Presented By O’Reilly and Cloudera
Make Data Work
September 11, 2018: Training & Tutorials
September 12–13, 2018: Keynotes & Sessions
New York, NY

Why data scientists should love Linux containers

William Benton (Red Hat)
1:15pm–1:55pm Wednesday, 09/12/2018
Secondary topics:  Model lifecycle management
Average rating: *****
(5.00, 2 ratings)

Who is this presentation for?

  • Data scientists and AI developers

Prerequisite knowledge

  • Familiarity with Python or data science workflows (useful but not required)

What you'll learn

  • Learn how containers and automated build pipelines can realize the potential of interactive notebooks as truly reproducible research, how data scientists can use containers and workflows from the DevOps world to communicate with application development teams, how container platforms let data scientists scale experiments beyond their laptops with easy access to powerful and specialized hardware and simplify governing access to sensitive internal data and provide a clearer path to regulatory compliance, and how to get started using key open source projects that enable data scientists and machine learning engineers to make the most of container technology


Linux containers make it easy for teams to deploy, manage, and scale distributed applications and for operators to exploit compute capacity in the cloud. Although it might not be obvious, a great foundation for production applications can also support the exploratory work of data scientists and machine learning engineers.

William Benton details the advantages of containers for data scientists and AI developers, focusing on high-level tools that will enable you to become more productive and collaborate more effectively. To provide context, William briefly explains what containers are and why developers love them. He then covers several key benefits of containers for data scientists, focusing on repeatability, collaboration, scalability, and compliance. You’ll learn how containers fulfill the promise of reproducible research, ease moving techniques from prototype to production, enable painless publishing and collaboration workflows, and empower you to safely develop techniques against sensitive data in a production environment from the comfort of your laptop.
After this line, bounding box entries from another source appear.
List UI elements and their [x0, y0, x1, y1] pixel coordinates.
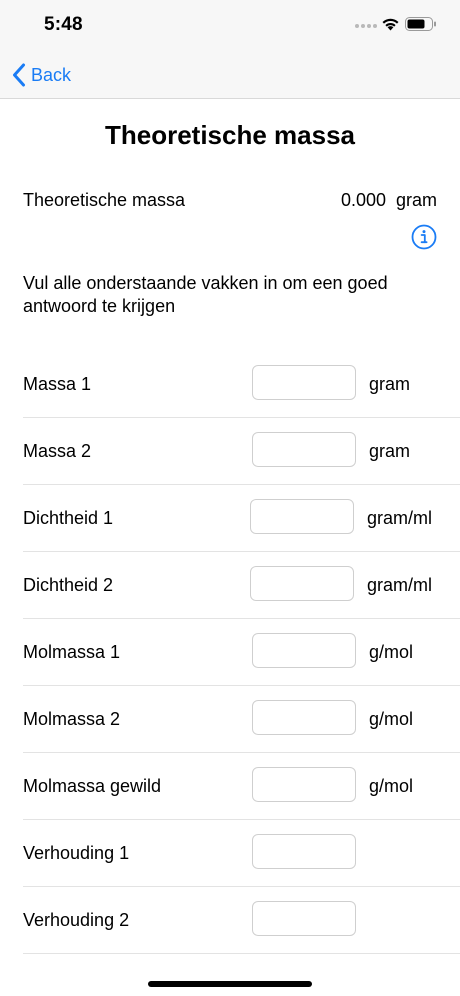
- field-label: Dichtheid 1: [23, 508, 114, 528]
- result-value: 0.000 gram: [341, 190, 437, 211]
- field-label: Massa 1: [23, 374, 92, 394]
- field-label: Verhouding 2: [23, 910, 130, 930]
- form-row-molmassa-2: Molmassa 2 g/mol: [0, 686, 460, 753]
- field-label: Dichtheid 2: [23, 575, 114, 595]
- row-divider: [23, 953, 460, 954]
- dichtheid-1-input[interactable]: [250, 499, 354, 534]
- page-title: Theoretische massa: [104, 120, 355, 150]
- status-time: 5:48: [44, 14, 83, 35]
- cellular-signal-icon: [355, 24, 377, 28]
- field-unit: g/mol: [369, 709, 414, 729]
- form-row-verhouding-2: Verhouding 2: [0, 887, 460, 954]
- back-button-label: Back: [31, 64, 72, 85]
- info-icon[interactable]: [411, 224, 437, 250]
- dichtheid-2-input[interactable]: [250, 566, 354, 601]
- result-label: Theoretische massa: [23, 190, 186, 210]
- back-button[interactable]: Back: [12, 60, 71, 90]
- verhouding-1-input[interactable]: [252, 834, 356, 869]
- field-unit: gram: [369, 441, 411, 461]
- massa-2-input[interactable]: [252, 432, 356, 467]
- form-row-dichtheid-1: Dichtheid 1 gram/ml: [0, 485, 460, 552]
- form-row-massa-2: Massa 2 gram: [0, 418, 460, 485]
- field-label: Molmassa 1: [23, 642, 121, 662]
- wifi-icon: [382, 18, 399, 31]
- battery-icon: [405, 17, 436, 31]
- field-label: Verhouding 1: [23, 843, 130, 863]
- molmassa-gewild-input[interactable]: [252, 767, 356, 802]
- form-row-massa-1: Massa 1 gram: [0, 351, 460, 418]
- form-row-molmassa-1: Molmassa 1 g/mol: [0, 619, 460, 686]
- status-bar: 5:48: [0, 0, 460, 52]
- field-unit: g/mol: [369, 642, 414, 662]
- massa-1-input[interactable]: [252, 365, 356, 400]
- verhouding-2-input[interactable]: [252, 901, 356, 936]
- field-label: Massa 2: [23, 441, 92, 461]
- chevron-left-icon: [13, 63, 25, 87]
- result-unit: gram: [395, 190, 437, 210]
- field-unit: gram/ml: [367, 575, 433, 595]
- molmassa-1-input[interactable]: [252, 633, 356, 668]
- instruction-text: Vul alle onderstaande vakken in om een g…: [23, 273, 388, 316]
- field-unit: gram/ml: [367, 508, 433, 528]
- molmassa-2-input[interactable]: [252, 700, 356, 735]
- form-row-verhouding-1: Verhouding 1: [0, 820, 460, 887]
- navigation-bar: Back: [0, 52, 460, 99]
- form-row-dichtheid-2: Dichtheid 2 gram/ml: [0, 552, 460, 619]
- home-indicator[interactable]: [148, 981, 312, 987]
- field-unit: g/mol: [369, 776, 414, 796]
- field-unit: gram: [369, 374, 411, 394]
- field-label: Molmassa 2: [23, 709, 121, 729]
- field-label: Molmassa gewild: [23, 776, 162, 796]
- form-row-molmassa-gewild: Molmassa gewild g/mol: [0, 753, 460, 820]
- result-number: 0.000: [340, 190, 386, 210]
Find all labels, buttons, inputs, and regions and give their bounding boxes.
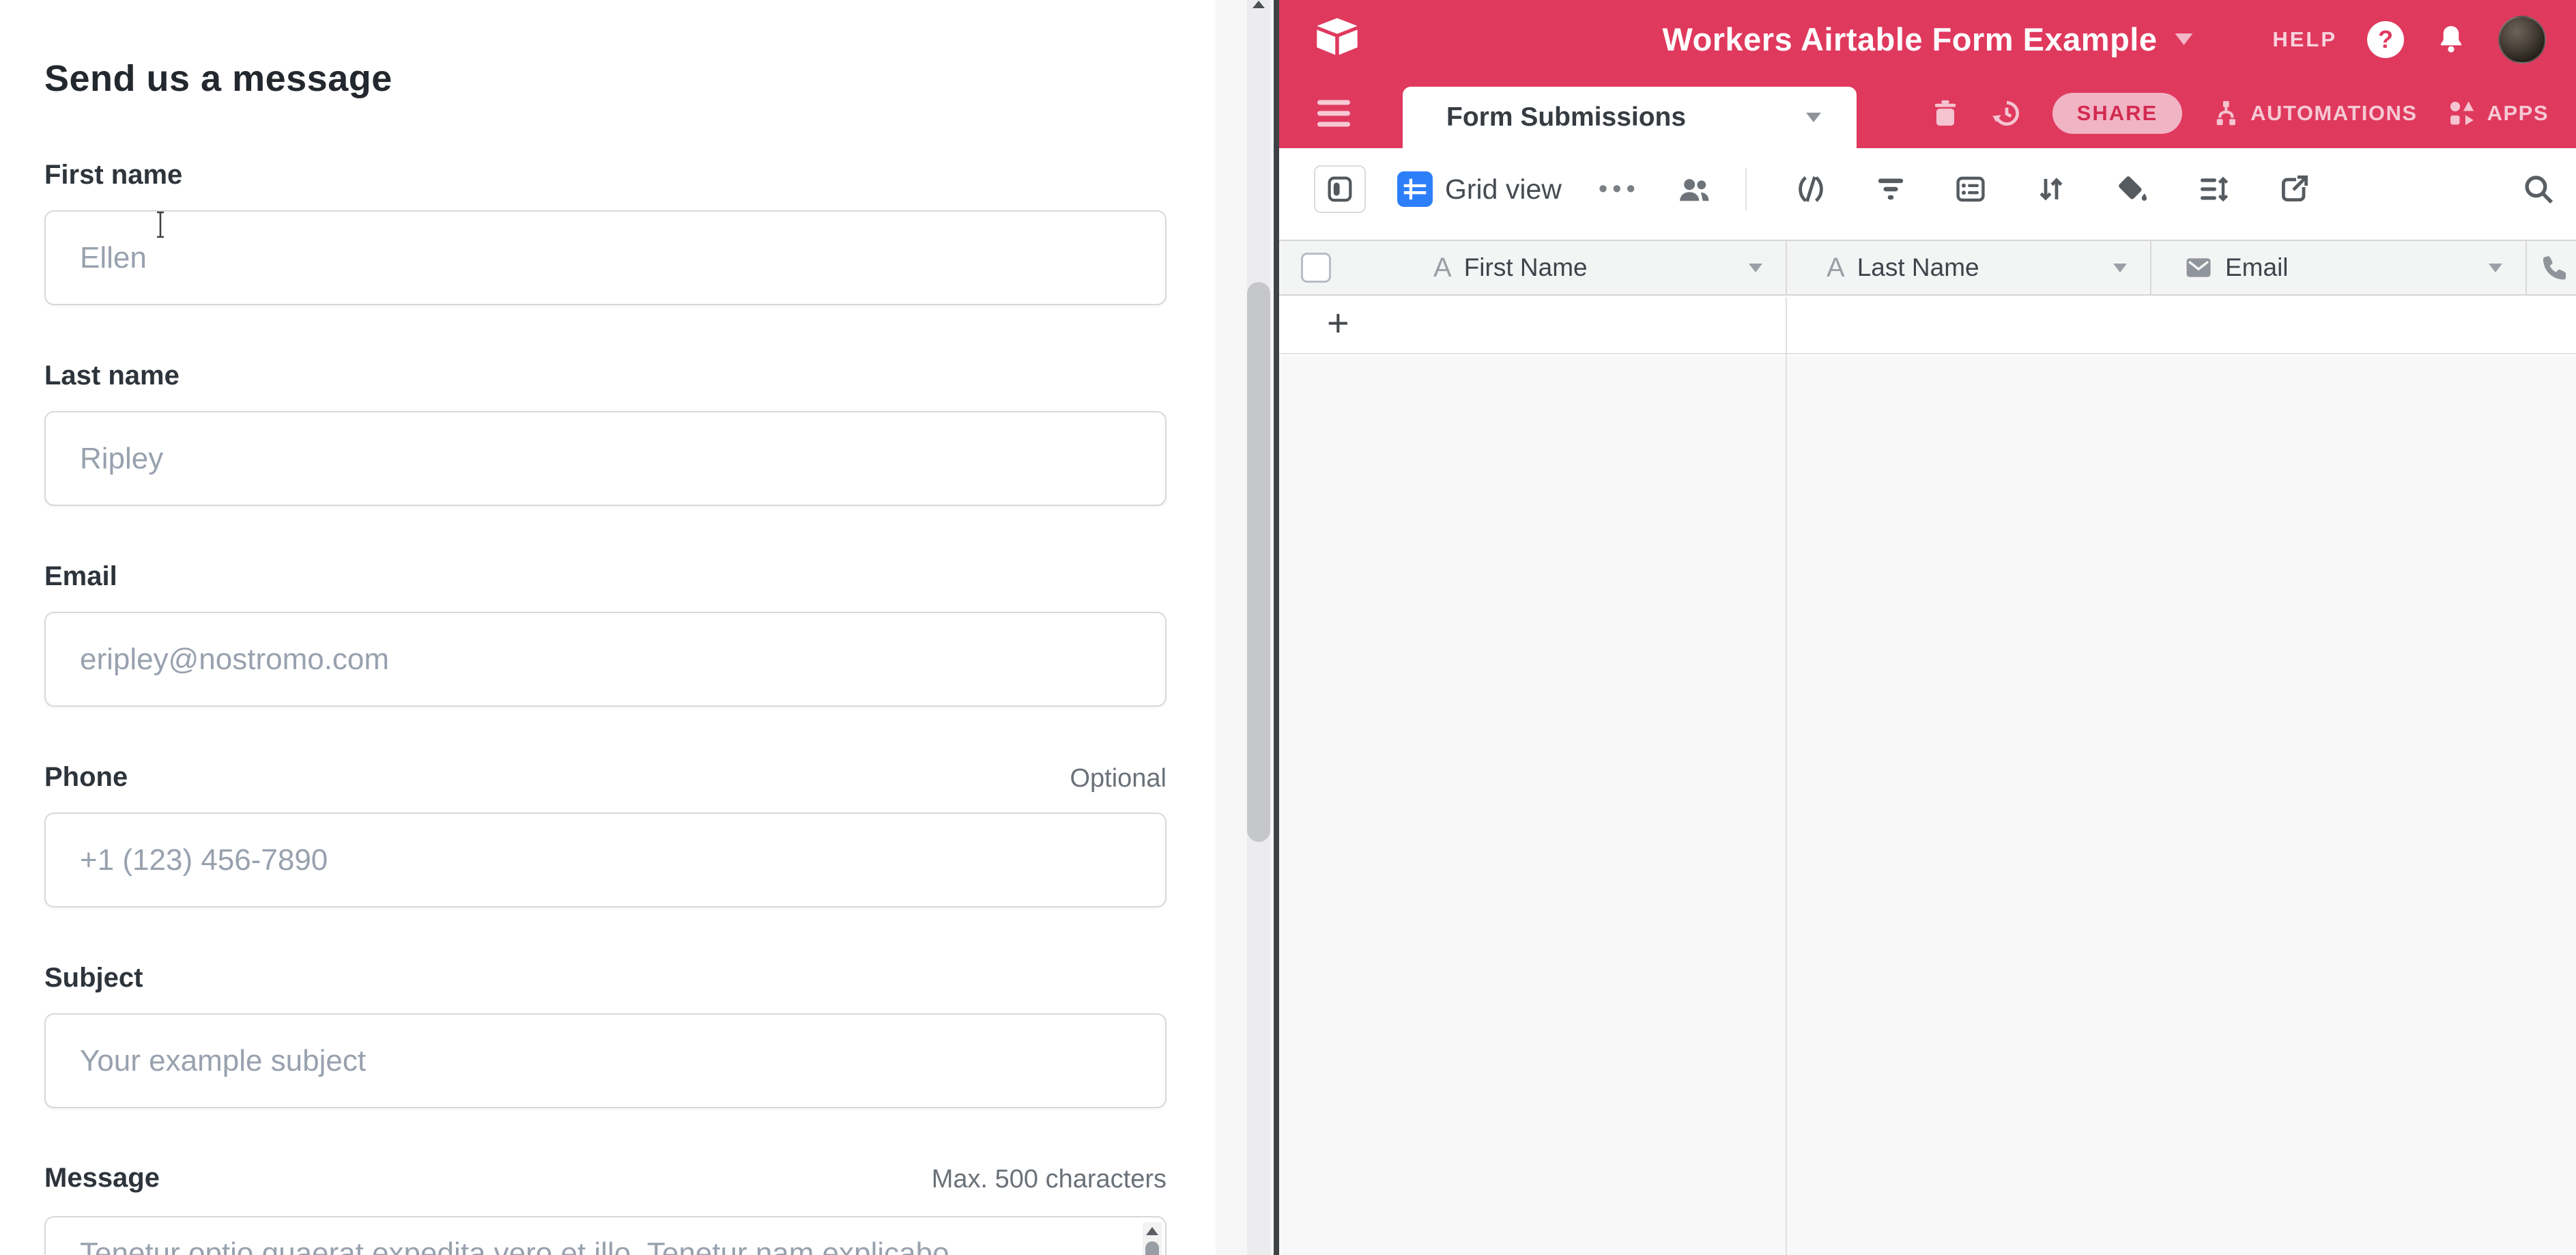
color-icon[interactable] xyxy=(2115,173,2149,205)
help-button[interactable]: HELP xyxy=(2272,27,2337,52)
base-title-menu[interactable]: Workers Airtable Form Example xyxy=(1663,0,2193,79)
history-icon[interactable] xyxy=(1990,96,2024,130)
view-toolbar: Grid view ••• xyxy=(1279,148,2576,230)
share-view-icon[interactable] xyxy=(2278,173,2310,206)
last-name-input[interactable] xyxy=(44,411,1167,506)
notifications-bell-icon[interactable] xyxy=(2434,23,2468,57)
email-label: Email xyxy=(44,561,1167,592)
share-label: SHARE xyxy=(2077,101,2158,126)
topbar-actions: HELP ? xyxy=(2272,0,2546,79)
row-height-icon[interactable] xyxy=(2197,173,2230,206)
airtable-topbar: Workers Airtable Form Example HELP ? xyxy=(1279,0,2576,79)
column-header-last-name[interactable]: A Last Name xyxy=(1786,241,2150,294)
view-switcher[interactable]: Grid view xyxy=(1397,171,1562,207)
phone-input[interactable] xyxy=(44,813,1167,907)
phone-field-icon xyxy=(2539,252,2571,283)
email-input[interactable] xyxy=(44,612,1167,707)
text-field-icon: A xyxy=(1433,253,1452,283)
automations-label: AUTOMATIONS xyxy=(2250,101,2417,126)
last-name-label: Last name xyxy=(44,361,1167,391)
message-field: Message Max. 500 characters Tenetur opti… xyxy=(44,1163,1167,1194)
textarea-scrollbar-thumb[interactable] xyxy=(1145,1241,1159,1255)
message-placeholder: Tenetur optio quaerat expedita vero et i… xyxy=(80,1237,949,1255)
automations-button[interactable]: AUTOMATIONS xyxy=(2211,98,2417,128)
airtable-logo-icon xyxy=(1315,16,1360,57)
add-row[interactable]: + xyxy=(1279,297,2576,354)
base-title: Workers Airtable Form Example xyxy=(1663,20,2158,58)
automations-icon xyxy=(2211,98,2241,128)
view-more-button[interactable]: ••• xyxy=(1599,175,1640,204)
column-header-first-name[interactable]: A First Name xyxy=(1394,241,1786,294)
chevron-down-icon xyxy=(2489,264,2502,272)
trash-icon[interactable] xyxy=(1930,98,1961,129)
last-name-field: Last name xyxy=(44,361,1167,391)
column-header-phone[interactable]: Phone xyxy=(2525,241,2576,294)
share-button[interactable]: SHARE xyxy=(2052,93,2183,134)
base-actions: SHARE AUTOMATIONS xyxy=(1930,79,2549,148)
email-field: Email xyxy=(44,561,1167,592)
help-icon[interactable]: ? xyxy=(2367,21,2404,58)
phone-field: Phone Optional xyxy=(44,762,1167,793)
search-icon[interactable] xyxy=(2521,172,2556,206)
apps-button[interactable]: APPS xyxy=(2446,98,2549,129)
form-title: Send us a message xyxy=(44,57,392,100)
column-name: Last Name xyxy=(1857,253,1979,282)
chevron-down-icon xyxy=(2113,264,2127,272)
email-field-icon xyxy=(2183,253,2214,282)
grid-view-icon xyxy=(1397,171,1433,207)
avatar[interactable] xyxy=(2498,16,2546,64)
chevron-down-icon xyxy=(2175,33,2192,45)
text-field-icon: A xyxy=(1827,253,1845,283)
filter-icon[interactable] xyxy=(1875,173,1906,205)
text-cursor-icon xyxy=(152,210,169,239)
first-name-label: First name xyxy=(44,160,1167,191)
apps-label: APPS xyxy=(2487,101,2549,126)
toolbar-divider xyxy=(1745,168,1747,210)
sidebar-toggle-icon xyxy=(1324,173,1356,205)
column-header-email[interactable]: Email xyxy=(2150,241,2525,294)
airtable-pane: Workers Airtable Form Example HELP ? xyxy=(1279,0,2576,1255)
phone-label: Phone xyxy=(44,762,1167,793)
scroll-up-arrow-icon[interactable] xyxy=(1146,1227,1158,1235)
browser-scrollbar-gutter xyxy=(1216,0,1274,1255)
question-mark-glyph: ? xyxy=(2378,25,2393,54)
message-maxchars-hint: Max. 500 characters xyxy=(932,1165,1167,1194)
view-name: Grid view xyxy=(1445,173,1562,206)
hamburger-menu-button[interactable] xyxy=(1317,100,1350,127)
column-name: Email xyxy=(2225,253,2289,282)
scrollbar-track[interactable] xyxy=(1247,0,1270,1255)
subject-input[interactable] xyxy=(44,1013,1167,1108)
scrollbar-thumb[interactable] xyxy=(1247,282,1270,842)
add-row-plus-icon: + xyxy=(1327,304,1349,342)
scroll-up-arrow-icon[interactable] xyxy=(1253,1,1265,8)
tab-form-submissions[interactable]: Form Submissions xyxy=(1403,87,1857,148)
grid-header-row: A First Name A Last Name Email xyxy=(1279,240,2576,296)
apps-icon xyxy=(2446,98,2478,129)
first-name-input[interactable] xyxy=(44,210,1167,305)
screen: Send us a message First name Last name E… xyxy=(0,0,2576,1255)
collaborators-icon[interactable] xyxy=(1673,173,1715,206)
pane-split-divider[interactable] xyxy=(1274,0,1279,1255)
phone-optional-hint: Optional xyxy=(1070,764,1167,793)
first-name-field: First name xyxy=(44,160,1167,191)
grid-body xyxy=(1279,356,2576,1255)
message-textarea[interactable]: Tenetur optio quaerat expedita vero et i… xyxy=(44,1216,1167,1255)
hide-fields-icon[interactable] xyxy=(1794,173,1827,206)
chevron-down-icon xyxy=(1749,264,1762,272)
select-all-cell xyxy=(1279,241,1394,294)
sort-icon[interactable] xyxy=(2035,173,2067,206)
active-table-name: Form Submissions xyxy=(1446,102,1686,132)
select-all-checkbox[interactable] xyxy=(1301,253,1331,283)
frozen-column-divider xyxy=(1786,297,1787,1255)
textarea-scrollbar[interactable] xyxy=(1143,1222,1162,1255)
subject-field: Subject xyxy=(44,963,1167,993)
table-tabs-bar: Form Submissions SHARE xyxy=(1279,79,2576,148)
contact-form-pane: Send us a message First name Last name E… xyxy=(0,0,1216,1255)
column-name: First Name xyxy=(1464,253,1588,282)
chevron-down-icon xyxy=(1806,113,1821,122)
subject-label: Subject xyxy=(44,963,1167,993)
views-sidebar-toggle-button[interactable] xyxy=(1314,165,1366,213)
group-icon[interactable] xyxy=(1954,173,1987,206)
There are myriad tutorial resources explaining how to build and run container images, but these largely assume an audience whose primary responsibilities include packaging, releasing, and managing applications. William focuses on why data scientists should care about containers and the high-level tools built on top of containers that will enhance their daily work. Data scientists will leave with a better understanding of the advantages of containers and concrete suggestions for how to use higher-level tools to make their work more productive. Application and AI developers will learn about the commonalities between engineering workflows and data science workflows and leave with a better understanding of how containers can support their data scientist colleagues and enable cross-functional collaboration.

Photo of William Benton

William Benton

Red Hat

William Benton leads a team of data scientists and engineers at Red Hat, where he has also applied machine learning to problems ranging from forecasting cloud infrastructure costs to designing better cycling workouts. His current focus is investigating the best ways to build and deploy intelligent applications in cloud-native environments, but he has also conducted research and development in the areas of static program analysis, managed language runtimes, logic databases, cluster configuration management, and music technology.